Because I was one of the millions of women before me who bought into what the Feminist term “the patriarchy,” I became quite good at denying the stronger masculine sides of my nature – leading, speaking out, setting agenda – for fear that I would be seen as “hard to work with.” I developed a self-depreciating nature, content to play the professional peace-maker. Not that that is a bad role, I am proud that I am good at that function, it has served me well in several organizations. But when I finally did develop emotionally and mentally to a place where I felt ready for leadership, I was denied that opportunity because others viewed me a weak, they did not trust that I could have the difficult conversations, or make the hard choices. I felt I found my voice too late, even though, ironically, I have spent years developing my actual voice.
Here is the double edge sword I see for us, as a society of voice trainers who can impact the voices of our young women, we must offer them a range of voices and behaviors.
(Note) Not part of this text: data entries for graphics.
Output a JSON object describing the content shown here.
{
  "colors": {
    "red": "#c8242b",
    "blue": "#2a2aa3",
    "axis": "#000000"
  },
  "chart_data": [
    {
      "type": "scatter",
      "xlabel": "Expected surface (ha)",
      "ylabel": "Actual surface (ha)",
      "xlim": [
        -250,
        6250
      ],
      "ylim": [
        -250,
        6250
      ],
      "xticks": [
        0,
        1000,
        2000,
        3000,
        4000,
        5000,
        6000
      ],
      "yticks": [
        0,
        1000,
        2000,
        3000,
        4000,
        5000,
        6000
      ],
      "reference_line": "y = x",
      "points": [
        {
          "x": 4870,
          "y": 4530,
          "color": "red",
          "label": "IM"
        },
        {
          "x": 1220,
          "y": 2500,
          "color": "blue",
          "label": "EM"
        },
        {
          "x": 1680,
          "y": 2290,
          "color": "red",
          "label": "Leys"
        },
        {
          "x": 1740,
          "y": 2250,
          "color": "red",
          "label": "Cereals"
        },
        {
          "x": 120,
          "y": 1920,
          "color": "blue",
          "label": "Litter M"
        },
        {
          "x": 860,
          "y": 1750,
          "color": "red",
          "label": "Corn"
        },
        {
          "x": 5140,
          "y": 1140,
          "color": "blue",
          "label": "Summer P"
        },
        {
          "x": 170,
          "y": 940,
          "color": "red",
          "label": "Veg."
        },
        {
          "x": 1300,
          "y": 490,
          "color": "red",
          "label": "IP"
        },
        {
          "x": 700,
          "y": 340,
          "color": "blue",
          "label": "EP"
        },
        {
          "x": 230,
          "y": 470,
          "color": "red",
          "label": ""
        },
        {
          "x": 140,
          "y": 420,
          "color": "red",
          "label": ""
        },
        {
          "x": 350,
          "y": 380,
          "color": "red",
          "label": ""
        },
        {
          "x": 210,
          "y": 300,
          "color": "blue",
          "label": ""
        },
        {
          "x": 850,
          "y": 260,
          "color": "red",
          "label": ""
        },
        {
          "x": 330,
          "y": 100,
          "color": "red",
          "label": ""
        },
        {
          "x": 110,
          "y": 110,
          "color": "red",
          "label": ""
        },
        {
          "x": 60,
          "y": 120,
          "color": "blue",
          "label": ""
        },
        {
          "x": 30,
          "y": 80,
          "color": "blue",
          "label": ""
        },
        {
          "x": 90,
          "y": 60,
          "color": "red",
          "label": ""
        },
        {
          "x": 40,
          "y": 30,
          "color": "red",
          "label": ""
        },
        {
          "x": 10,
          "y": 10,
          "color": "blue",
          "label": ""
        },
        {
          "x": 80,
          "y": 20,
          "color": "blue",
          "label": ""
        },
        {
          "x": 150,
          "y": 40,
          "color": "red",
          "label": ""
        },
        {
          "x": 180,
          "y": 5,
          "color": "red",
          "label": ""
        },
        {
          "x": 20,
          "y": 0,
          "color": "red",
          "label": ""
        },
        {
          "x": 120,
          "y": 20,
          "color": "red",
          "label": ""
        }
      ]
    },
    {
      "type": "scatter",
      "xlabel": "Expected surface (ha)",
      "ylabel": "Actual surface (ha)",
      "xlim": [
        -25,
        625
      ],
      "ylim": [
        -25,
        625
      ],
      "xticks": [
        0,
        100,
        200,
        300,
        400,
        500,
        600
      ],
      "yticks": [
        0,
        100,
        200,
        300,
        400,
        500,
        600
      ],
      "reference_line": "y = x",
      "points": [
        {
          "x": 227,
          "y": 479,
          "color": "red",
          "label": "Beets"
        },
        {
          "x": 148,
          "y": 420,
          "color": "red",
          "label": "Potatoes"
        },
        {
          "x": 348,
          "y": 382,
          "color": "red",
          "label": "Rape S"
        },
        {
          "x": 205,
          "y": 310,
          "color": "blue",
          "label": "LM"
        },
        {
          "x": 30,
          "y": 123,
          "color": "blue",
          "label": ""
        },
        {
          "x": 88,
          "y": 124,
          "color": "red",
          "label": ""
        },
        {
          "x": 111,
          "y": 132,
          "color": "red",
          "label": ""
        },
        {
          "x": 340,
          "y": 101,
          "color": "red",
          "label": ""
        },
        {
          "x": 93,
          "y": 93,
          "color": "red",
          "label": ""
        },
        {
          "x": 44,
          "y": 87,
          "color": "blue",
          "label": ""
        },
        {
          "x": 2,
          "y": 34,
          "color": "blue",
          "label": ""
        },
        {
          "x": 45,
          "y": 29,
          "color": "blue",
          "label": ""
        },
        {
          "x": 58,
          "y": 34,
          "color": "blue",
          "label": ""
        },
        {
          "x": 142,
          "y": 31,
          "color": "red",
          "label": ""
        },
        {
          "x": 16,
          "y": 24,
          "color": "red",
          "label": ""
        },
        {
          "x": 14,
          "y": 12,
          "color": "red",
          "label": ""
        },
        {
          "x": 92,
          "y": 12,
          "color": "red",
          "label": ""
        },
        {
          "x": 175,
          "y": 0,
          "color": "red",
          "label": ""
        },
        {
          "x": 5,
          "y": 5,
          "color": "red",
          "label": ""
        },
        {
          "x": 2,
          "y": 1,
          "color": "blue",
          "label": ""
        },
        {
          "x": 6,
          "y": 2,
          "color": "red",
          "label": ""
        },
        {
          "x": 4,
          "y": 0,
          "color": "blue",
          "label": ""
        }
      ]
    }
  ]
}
Provide opportunities where they can practice claiming their power as leaders and also encourage them to be peace-makers as the situation requires. We must model for them how to set the agenda and make the hard decisions; yet, also demonstrate how to nurture relationships and to adapt to what each situation requires. In Feminist terms that means encouraging both the “feminine” traits of nurturing and building relationships and the “masculine” traits of self-sufficiency and belief in their ability to take charge. If we could provide that kind of training to our young women, actual voice trainers like myself would find an easier task of empowering the actual confident, authentic and expressive voice.